Tax Day in the U.S. is looming on Monday, and as people rush to do their last-minute filing, scammers are out in full force, targeting consumers and businesses alike.
According to RiskIQ numbers, the internet is awash in crafty schemes and dangerous threat campaigns that exploit the convenience of popular e-filing systems such as H&R Block and TurboTax. These are being carried out via phishing pages, domain infringement and, in record numbers, fake mobile apps.
“RiskIQ is seeing a spike in these outside-the firewall-threats with attacks fooling consumers into downloading malware, using compromised sites, or giving up their login credentials and credit-card information,” the firm said in its report, released this week.
In an automated crawl of mobile app stores, RiskIQ found 4.2 million total mobile apps matching common tax keywords and brands. Out of those, 30 percent or 1.2 million were blacklisted, i.e., found to be exhibiting suspicious behavior.
While most official mobile apps for filing taxes are very secure—they do not store any data on a customer’s phone or device and have a host of additional security features, including password protection, multi-factor authentication and Touch ID account authentication for iPhone—it’s the fake apps that people need to watch out for. For instance, a mobile app hosted on the Ninestore app store that impersonates an H&R Block application requires far too many permissions that are incredibly intrusive and have nothing to do with the purported functionality of the app.
“These permissions include the ability to access the camera, record audio, download data without notification and change settings,” according to the report. “Essentially, this app can spy on everything a user does, even if they are not actively using their phone, change any setting on their phone, and download anything it wants without the user’s knowledge.”
Obviously apps from third-party sites like Ninestore should always be viewed as potentially dodgy, but RiskIQ said that even the official Apple App Store and Google Play have also been observed hosting malicious tax-season apps.
“[A] blacklisted app hosted in the Google Play store claims to be a helpful tax calculation software, but in reality, phishes information from users: The app requests a very extensive list of information that could allow the attacker to take complete control of the victim,” according to the findings.
On the web front, RiskIQ also found 1,235 instances of phishing sites targeting online tax filers, and 468 suspicious URLs.
For one of the most common e-filing services, RiskIQ found more than 19,500 instances of domain infringement targeting it.
“Attackers are … directly scamming end-users with high-volume phishing and domain infringement campaigns,” the report noted. “These attacks are cheap to execute, and they are proving to be incredibly efficient in breaching sensitive data.”
Of course, tax services are not the only attractive target for criminals; In 2018, RiskIQ detected approximately 1.3 million unique phishing hosts, or nearly 3,500 a day, and a recent query of the branded terms of 20 Fortune 100 companies in RiskIQ’s domain infringement detection revealed 37,000 probable instances of domain infringement over two weeks or 1,850 incidents per brand.

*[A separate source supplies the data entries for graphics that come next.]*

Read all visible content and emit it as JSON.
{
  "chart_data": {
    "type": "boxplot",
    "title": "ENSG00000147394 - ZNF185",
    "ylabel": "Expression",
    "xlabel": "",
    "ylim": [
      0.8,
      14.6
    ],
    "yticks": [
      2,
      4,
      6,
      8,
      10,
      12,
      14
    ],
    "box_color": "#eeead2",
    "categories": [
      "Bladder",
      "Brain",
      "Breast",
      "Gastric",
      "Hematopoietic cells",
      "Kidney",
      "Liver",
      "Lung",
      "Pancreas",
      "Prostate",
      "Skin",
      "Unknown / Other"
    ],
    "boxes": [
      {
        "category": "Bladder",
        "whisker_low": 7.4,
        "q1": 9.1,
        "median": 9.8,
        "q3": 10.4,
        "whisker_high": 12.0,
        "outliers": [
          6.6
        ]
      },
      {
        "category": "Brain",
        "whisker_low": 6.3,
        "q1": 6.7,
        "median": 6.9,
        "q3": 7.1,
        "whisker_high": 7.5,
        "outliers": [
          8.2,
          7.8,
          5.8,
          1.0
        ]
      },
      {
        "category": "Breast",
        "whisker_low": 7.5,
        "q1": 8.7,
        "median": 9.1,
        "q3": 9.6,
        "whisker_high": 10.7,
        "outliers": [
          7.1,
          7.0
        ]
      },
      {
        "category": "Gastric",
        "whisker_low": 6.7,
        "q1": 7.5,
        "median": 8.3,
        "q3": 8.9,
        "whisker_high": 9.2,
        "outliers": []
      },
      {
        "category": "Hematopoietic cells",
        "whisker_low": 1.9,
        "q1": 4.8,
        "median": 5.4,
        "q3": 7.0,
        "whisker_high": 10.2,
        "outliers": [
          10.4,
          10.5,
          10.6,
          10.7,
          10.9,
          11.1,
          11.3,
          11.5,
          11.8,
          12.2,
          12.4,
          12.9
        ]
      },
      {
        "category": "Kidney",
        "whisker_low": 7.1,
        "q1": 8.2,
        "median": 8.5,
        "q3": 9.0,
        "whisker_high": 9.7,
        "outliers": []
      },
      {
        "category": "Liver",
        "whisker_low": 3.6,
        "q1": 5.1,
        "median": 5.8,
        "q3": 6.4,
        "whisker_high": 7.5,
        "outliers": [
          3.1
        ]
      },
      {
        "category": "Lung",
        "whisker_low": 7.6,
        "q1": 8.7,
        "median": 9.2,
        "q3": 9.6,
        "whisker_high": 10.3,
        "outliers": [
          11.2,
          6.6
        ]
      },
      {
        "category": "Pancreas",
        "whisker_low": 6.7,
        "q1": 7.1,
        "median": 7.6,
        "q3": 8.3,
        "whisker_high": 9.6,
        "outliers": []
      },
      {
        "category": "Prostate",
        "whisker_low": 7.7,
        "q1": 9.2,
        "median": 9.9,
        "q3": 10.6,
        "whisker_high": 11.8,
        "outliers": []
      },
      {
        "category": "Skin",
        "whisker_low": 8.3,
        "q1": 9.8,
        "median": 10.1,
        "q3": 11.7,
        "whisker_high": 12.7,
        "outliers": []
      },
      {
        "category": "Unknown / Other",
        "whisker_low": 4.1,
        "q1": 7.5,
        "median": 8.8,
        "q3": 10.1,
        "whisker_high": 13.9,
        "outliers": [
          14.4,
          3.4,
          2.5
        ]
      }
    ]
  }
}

These can be quite convincing: One phishing page found for instance is a copy of an online IRS form for updating electronic tax information. It harvests name, occupation, employer, Social Security number, address and tax PIN.

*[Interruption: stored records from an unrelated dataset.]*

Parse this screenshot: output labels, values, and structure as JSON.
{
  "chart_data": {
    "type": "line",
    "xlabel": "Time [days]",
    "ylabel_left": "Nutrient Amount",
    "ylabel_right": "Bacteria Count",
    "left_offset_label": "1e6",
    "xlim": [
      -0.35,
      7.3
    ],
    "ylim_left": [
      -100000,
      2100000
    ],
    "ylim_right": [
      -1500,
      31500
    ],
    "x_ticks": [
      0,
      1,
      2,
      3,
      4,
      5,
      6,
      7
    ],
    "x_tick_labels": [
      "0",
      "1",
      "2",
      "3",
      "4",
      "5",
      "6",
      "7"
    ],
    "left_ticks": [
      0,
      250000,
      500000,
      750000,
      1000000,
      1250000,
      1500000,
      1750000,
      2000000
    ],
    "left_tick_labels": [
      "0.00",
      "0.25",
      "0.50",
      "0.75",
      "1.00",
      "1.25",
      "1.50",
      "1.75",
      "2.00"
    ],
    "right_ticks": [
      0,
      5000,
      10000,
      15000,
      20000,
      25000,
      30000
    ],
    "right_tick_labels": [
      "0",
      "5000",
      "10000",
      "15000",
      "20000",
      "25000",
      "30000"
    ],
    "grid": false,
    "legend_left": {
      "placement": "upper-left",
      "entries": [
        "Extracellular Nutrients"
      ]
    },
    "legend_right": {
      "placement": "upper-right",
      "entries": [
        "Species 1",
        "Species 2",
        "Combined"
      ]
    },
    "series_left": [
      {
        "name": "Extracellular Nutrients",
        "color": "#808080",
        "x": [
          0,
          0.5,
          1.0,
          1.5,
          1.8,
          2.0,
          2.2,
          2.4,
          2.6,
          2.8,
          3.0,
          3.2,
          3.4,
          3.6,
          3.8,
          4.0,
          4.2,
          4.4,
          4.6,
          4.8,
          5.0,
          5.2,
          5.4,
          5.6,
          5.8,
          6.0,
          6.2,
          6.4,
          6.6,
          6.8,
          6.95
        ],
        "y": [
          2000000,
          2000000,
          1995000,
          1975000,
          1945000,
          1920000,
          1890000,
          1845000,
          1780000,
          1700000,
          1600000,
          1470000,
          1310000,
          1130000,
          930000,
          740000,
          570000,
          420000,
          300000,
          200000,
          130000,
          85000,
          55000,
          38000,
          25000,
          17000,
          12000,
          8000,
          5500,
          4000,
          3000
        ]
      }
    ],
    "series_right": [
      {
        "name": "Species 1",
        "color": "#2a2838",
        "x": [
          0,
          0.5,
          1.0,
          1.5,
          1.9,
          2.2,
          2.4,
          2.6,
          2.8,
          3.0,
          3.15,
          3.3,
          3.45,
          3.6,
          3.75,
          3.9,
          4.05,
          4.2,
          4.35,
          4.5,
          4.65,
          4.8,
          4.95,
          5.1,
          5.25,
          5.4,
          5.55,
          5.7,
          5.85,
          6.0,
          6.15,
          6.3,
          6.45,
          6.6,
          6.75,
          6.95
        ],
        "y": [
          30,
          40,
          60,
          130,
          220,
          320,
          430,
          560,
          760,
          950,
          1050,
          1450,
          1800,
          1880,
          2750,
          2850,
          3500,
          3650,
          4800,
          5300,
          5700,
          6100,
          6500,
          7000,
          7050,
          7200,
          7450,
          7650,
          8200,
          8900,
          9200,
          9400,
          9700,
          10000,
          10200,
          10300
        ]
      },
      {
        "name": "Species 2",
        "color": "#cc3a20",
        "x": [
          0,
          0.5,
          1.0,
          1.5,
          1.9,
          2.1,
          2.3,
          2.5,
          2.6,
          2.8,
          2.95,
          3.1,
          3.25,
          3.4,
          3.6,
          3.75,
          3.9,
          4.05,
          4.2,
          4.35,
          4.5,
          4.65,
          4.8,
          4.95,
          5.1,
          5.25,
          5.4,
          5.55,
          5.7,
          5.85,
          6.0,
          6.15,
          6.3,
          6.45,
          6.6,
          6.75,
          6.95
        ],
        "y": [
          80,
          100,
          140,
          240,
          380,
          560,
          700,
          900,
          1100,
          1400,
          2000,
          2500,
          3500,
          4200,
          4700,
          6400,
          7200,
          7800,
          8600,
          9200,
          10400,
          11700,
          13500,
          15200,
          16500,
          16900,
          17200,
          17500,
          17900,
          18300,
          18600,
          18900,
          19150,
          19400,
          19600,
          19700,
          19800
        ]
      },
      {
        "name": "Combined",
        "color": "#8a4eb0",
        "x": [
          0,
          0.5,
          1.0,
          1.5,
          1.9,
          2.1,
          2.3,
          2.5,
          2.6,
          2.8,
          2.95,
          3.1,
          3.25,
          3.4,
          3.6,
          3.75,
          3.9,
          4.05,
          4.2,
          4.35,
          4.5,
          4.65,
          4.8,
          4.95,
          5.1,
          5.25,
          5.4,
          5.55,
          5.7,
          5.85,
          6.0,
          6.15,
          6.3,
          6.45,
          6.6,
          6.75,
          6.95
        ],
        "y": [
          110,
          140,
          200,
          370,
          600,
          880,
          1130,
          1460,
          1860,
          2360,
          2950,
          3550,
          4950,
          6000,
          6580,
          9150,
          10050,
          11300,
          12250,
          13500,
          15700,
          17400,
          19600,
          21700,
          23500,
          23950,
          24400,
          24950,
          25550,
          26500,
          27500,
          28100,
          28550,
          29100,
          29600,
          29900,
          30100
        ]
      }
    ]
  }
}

“The hostname, ‘e-filing,’ and the domain, ‘services,’ make for a clever combination that could easily trick users into thinking they’re on the official IRS website,” RiskIQ noted.

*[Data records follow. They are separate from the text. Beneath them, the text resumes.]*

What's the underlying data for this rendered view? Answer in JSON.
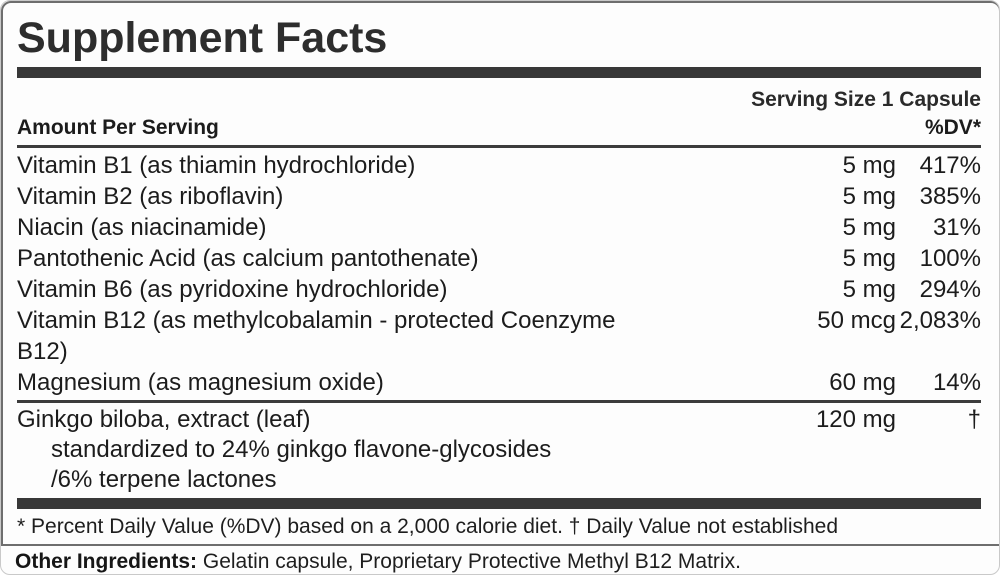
{
  "label": {
    "title": "Supplement Facts",
    "serving_size": "Serving Size 1 Capsule",
    "column_headers": {
      "amount": "Amount Per Serving",
      "dv": "%DV*"
    },
    "rows": [
      {
        "name": "Vitamin B1 (as thiamin hydrochloride)",
        "amount": "5 mg",
        "dv": "417%"
      },
      {
        "name": "Vitamin B2 (as riboflavin)",
        "amount": "5 mg",
        "dv": "385%"
      },
      {
        "name": "Niacin (as niacinamide)",
        "amount": "5 mg",
        "dv": "31%"
      },
      {
        "name": "Pantothenic Acid (as calcium pantothenate)",
        "amount": "5 mg",
        "dv": "100%"
      },
      {
        "name": "Vitamin B6 (as pyridoxine hydrochloride)",
        "amount": "5 mg",
        "dv": "294%"
      },
      {
        "name": "Vitamin B12 (as methylcobalamin - protected Coenzyme B12)",
        "amount": "50 mcg",
        "dv": "2,083%"
      },
      {
        "name": "Magnesium (as magnesium oxide)",
        "amount": "60 mg",
        "dv": "14%"
      }
    ],
    "botanical": {
      "name": "Ginkgo biloba, extract (leaf)",
      "amount": "120 mg",
      "dv": "†",
      "details": [
        "standardized to 24% ginkgo flavone-glycosides",
        "/6% terpene lactones"
      ]
    },
    "footnote": "* Percent Daily Value (%DV) based on a 2,000 calorie diet. † Daily Value not established",
    "other_ingredients": {
      "label": "Other Ingredients:",
      "text": "Gelatin capsule, Proprietary Protective Methyl B12 Matrix."
    },
    "colors": {
      "text": "#1c1c1c",
      "bar": "#383838",
      "border": "#6e6e6e"
    }
  }
}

Consumers and business users alike can protect themselves by carefully vetting all mobile apps, and not clicking through on links in unsolicited tax-related email. Tax prep should also always be done on a private network (not public WiFi) and on a device that’s protected by firewalls and antivirus.
“April 15 is a well-known deadline for a lot of people, often inducing a mad scramble to get their taxes prepared and submitted to the IRS,” Nathan Wenzler, senior director of cybersecurity at Moss Adams, said via email. “But, it’s also a time when cybercriminals take advantage of this time to shift their scamming efforts into overdrive. This year, the risk of financial loss and identity theft from these IRS scams is even higher, as criminals are now leveraging far more detailed, personal data that has come from the dearth of data breaches we’ve seen over the last several years. Armed with this personal information, these scams now sound more realistic, more legitimate and more trustworthy, which makes them far more dangerous than ever before.